Since I’m studying for an exam, I’ll touch on three more features, two utilize the DHCP snooping database to prevent attackers from wreaking havoc on a network. First there is DAI – Dynamic ARP Inspection, which compares incoming ARP packets against the DHCP snooping database, to verify that the IP address and MAC Address match. This feature would stop someone from overflowing the CAM table (and so would port security). It also allows the administrator to specify a maximum rate of ARP packets to allow in. Second there is IP Source Guard, which is very similar to DAI, except it looks at all of the packets source MAC addresses, where as DAI only watches ARP Packets. Thirdly there is Port Security. Port security in many cases would prevent a rogue switch from causing a broadcast storm, in addition to CAM table overflow attacks. During a broadcast storm caused by a rogue switch, all of the broadcast packets should be looping through that switch, and chances are there will eventually be more than one source mac address in that loop, which port-security would notice, and shutdown the port. I’m only going to enable IP Source Guard, (not both IP Source Guard and DAI), and port security. To do this type:
enable configure terminal interface range g0/1 - 44 switchport port-security violation protect switchport port-security maximum 3 switchport port-security mac-address sticky ip verify source port-security
A few notes on some options for the above.
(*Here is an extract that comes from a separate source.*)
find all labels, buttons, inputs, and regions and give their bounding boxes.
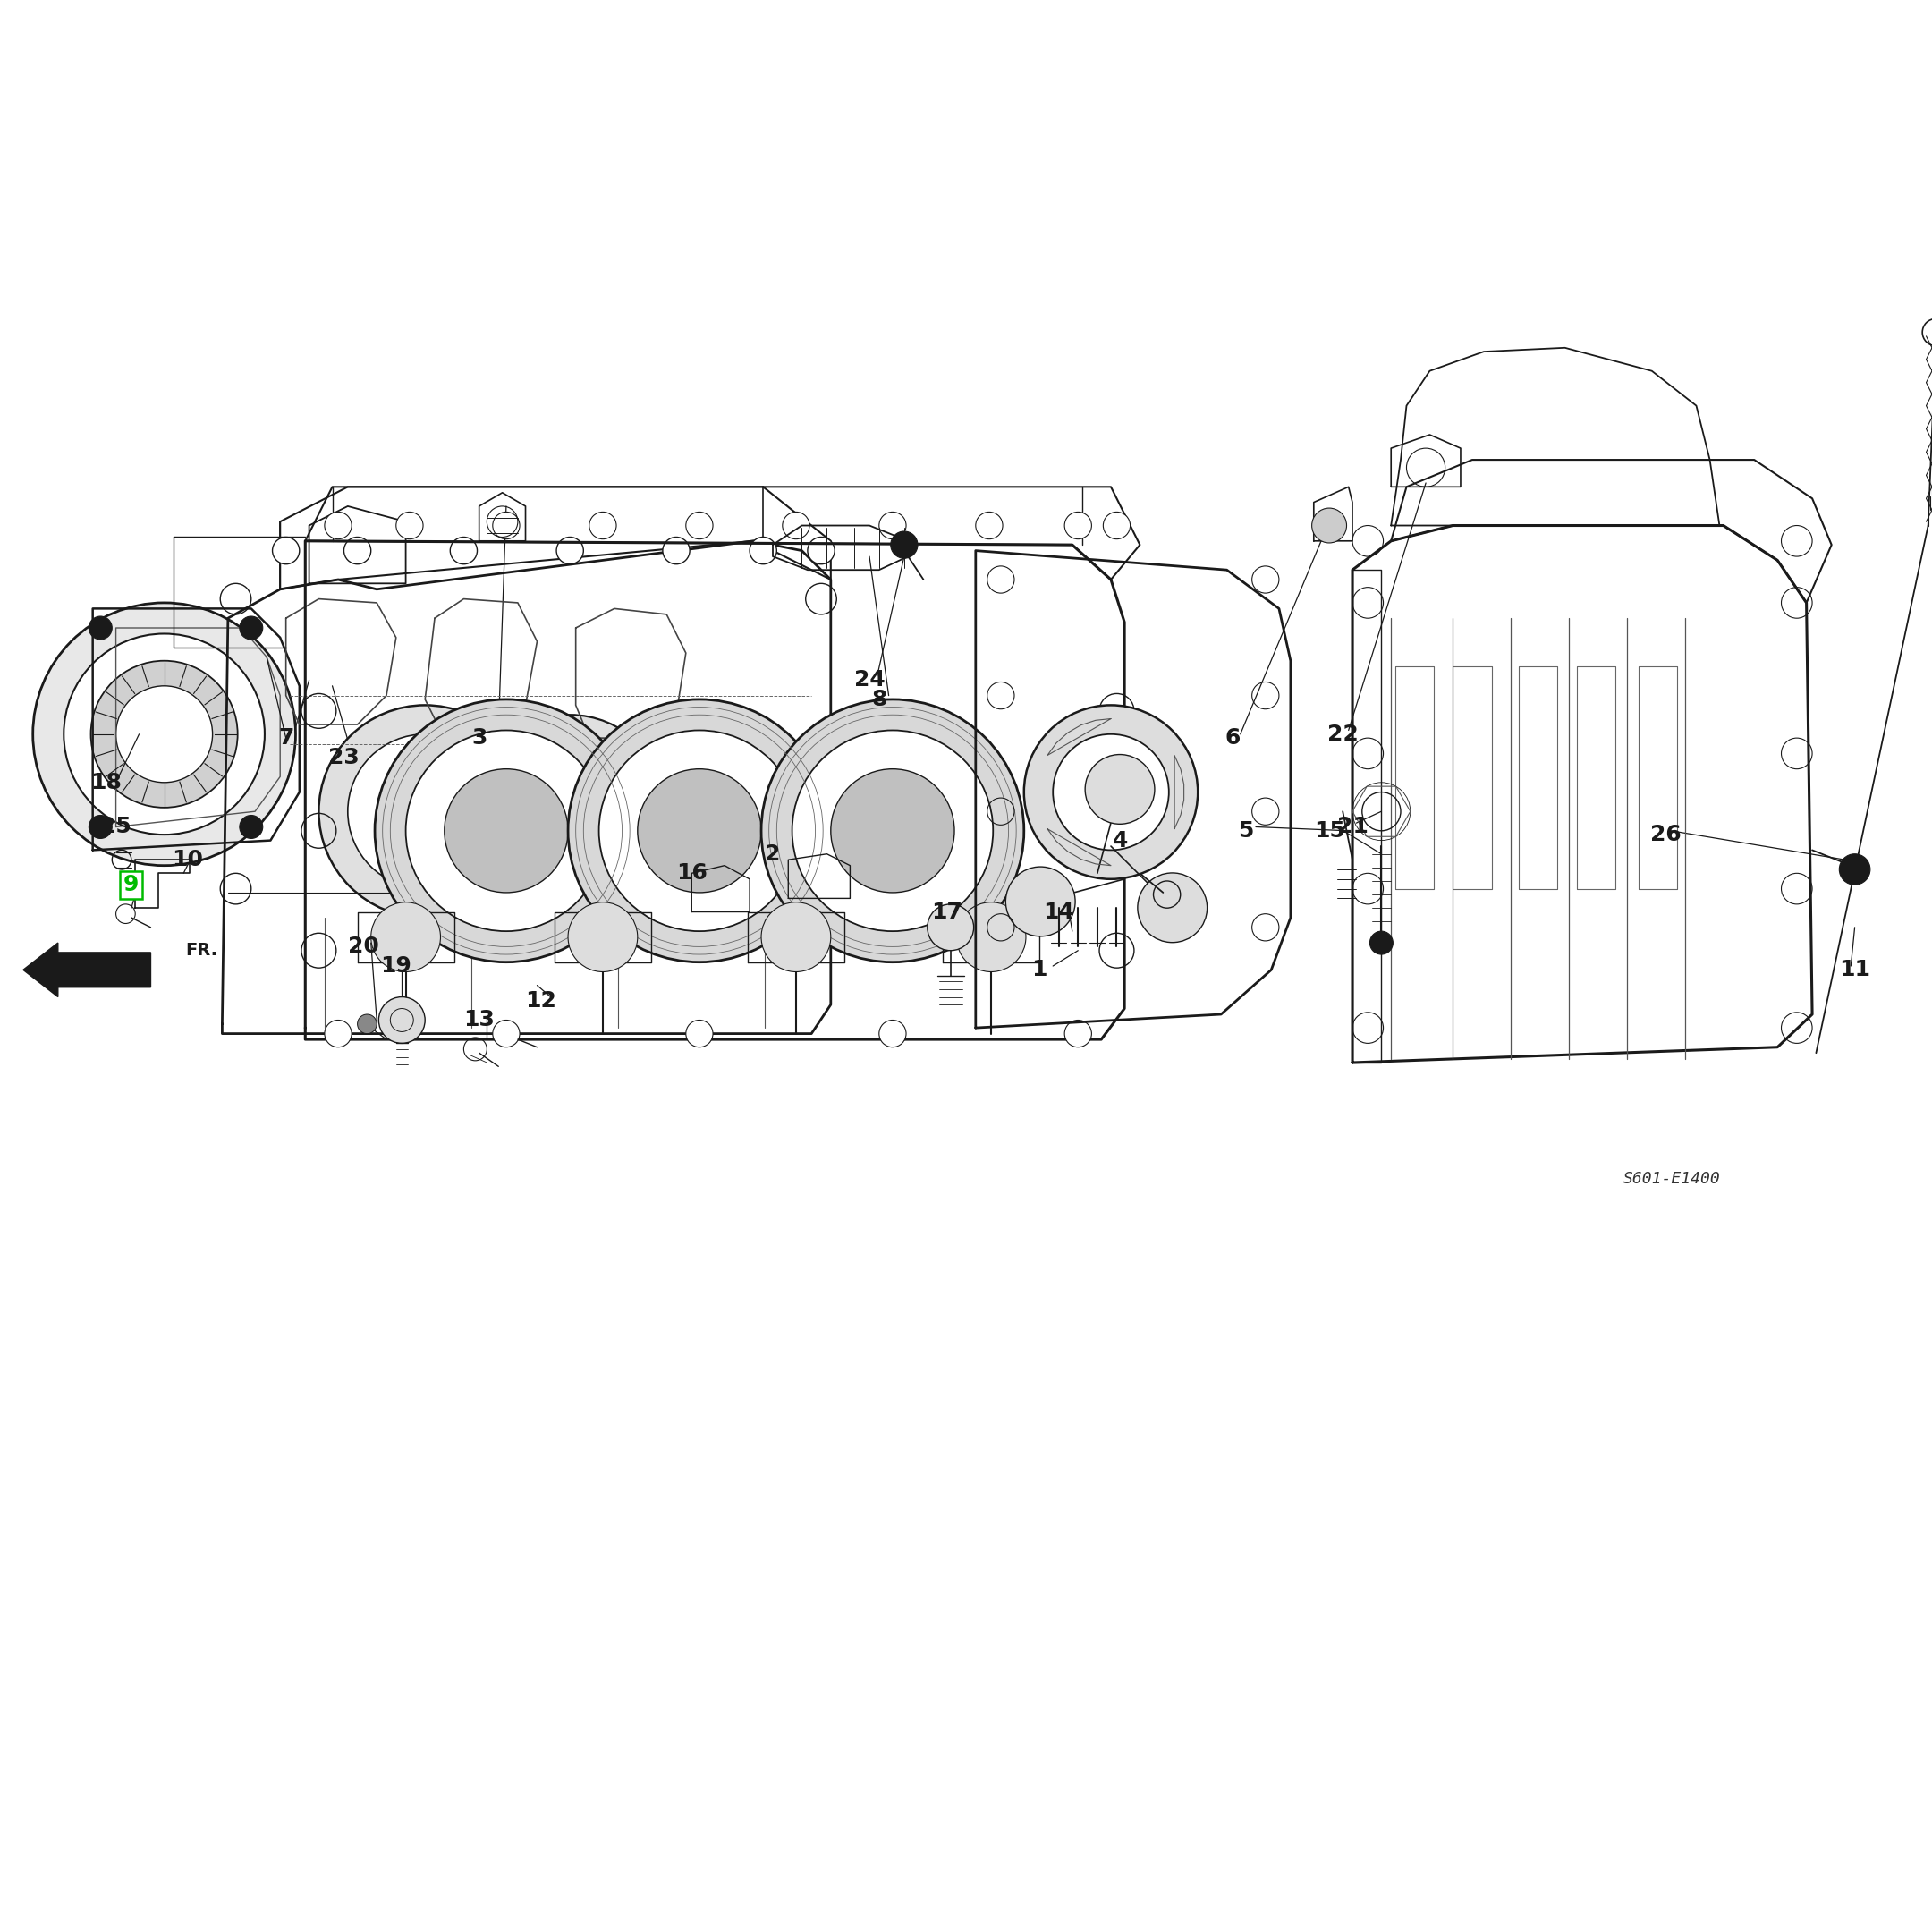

The switchport port-security violation command has 4 options: protect Drops the packets from the unlisted source address, and allows the rest of the traffic through restrict Drops the packets from the unlisted source address, and allows the rest of the traffic through, plus generates log messages shutdown Shuts the port down
Since I had these switches up and running, the other thing I wanted to try, is link aggregation between a Netgear M4100, and a Cisco 2960g. It turns out that is ridiculously easy. In this example, I have ports 25 and 26 on the Netgear switch wired to ports 45 and 46 on the 2960g. On the cisco IOS console, type:
enable configure terminal interface range g0/45 - 46 channel-group 1 mode active exit exit
That puts ports 45 and 46 into channel group 1. The word active sets the interfaces to negotiate the link aggregation protocol using LACP which is standardized, as opposed to PAgP, which is a Cisco proprietary protocol. The on the Netgear Switch, it is very similar:
configure interface 0/25-0/26 addport lag 1
That’s it, now you can unplug one of the cables, and the link will stay up, and it will do some load-balancing.
While I have these switches, I thought I would take some photos of the inside. The 2960g access layer switch
The 2960PD, which is pretty cool, it has no power supply, and runs on power supplied via POE. Unfortunately it does not have POE pass through like the Ubiquiti Nano Switch, but it is managed.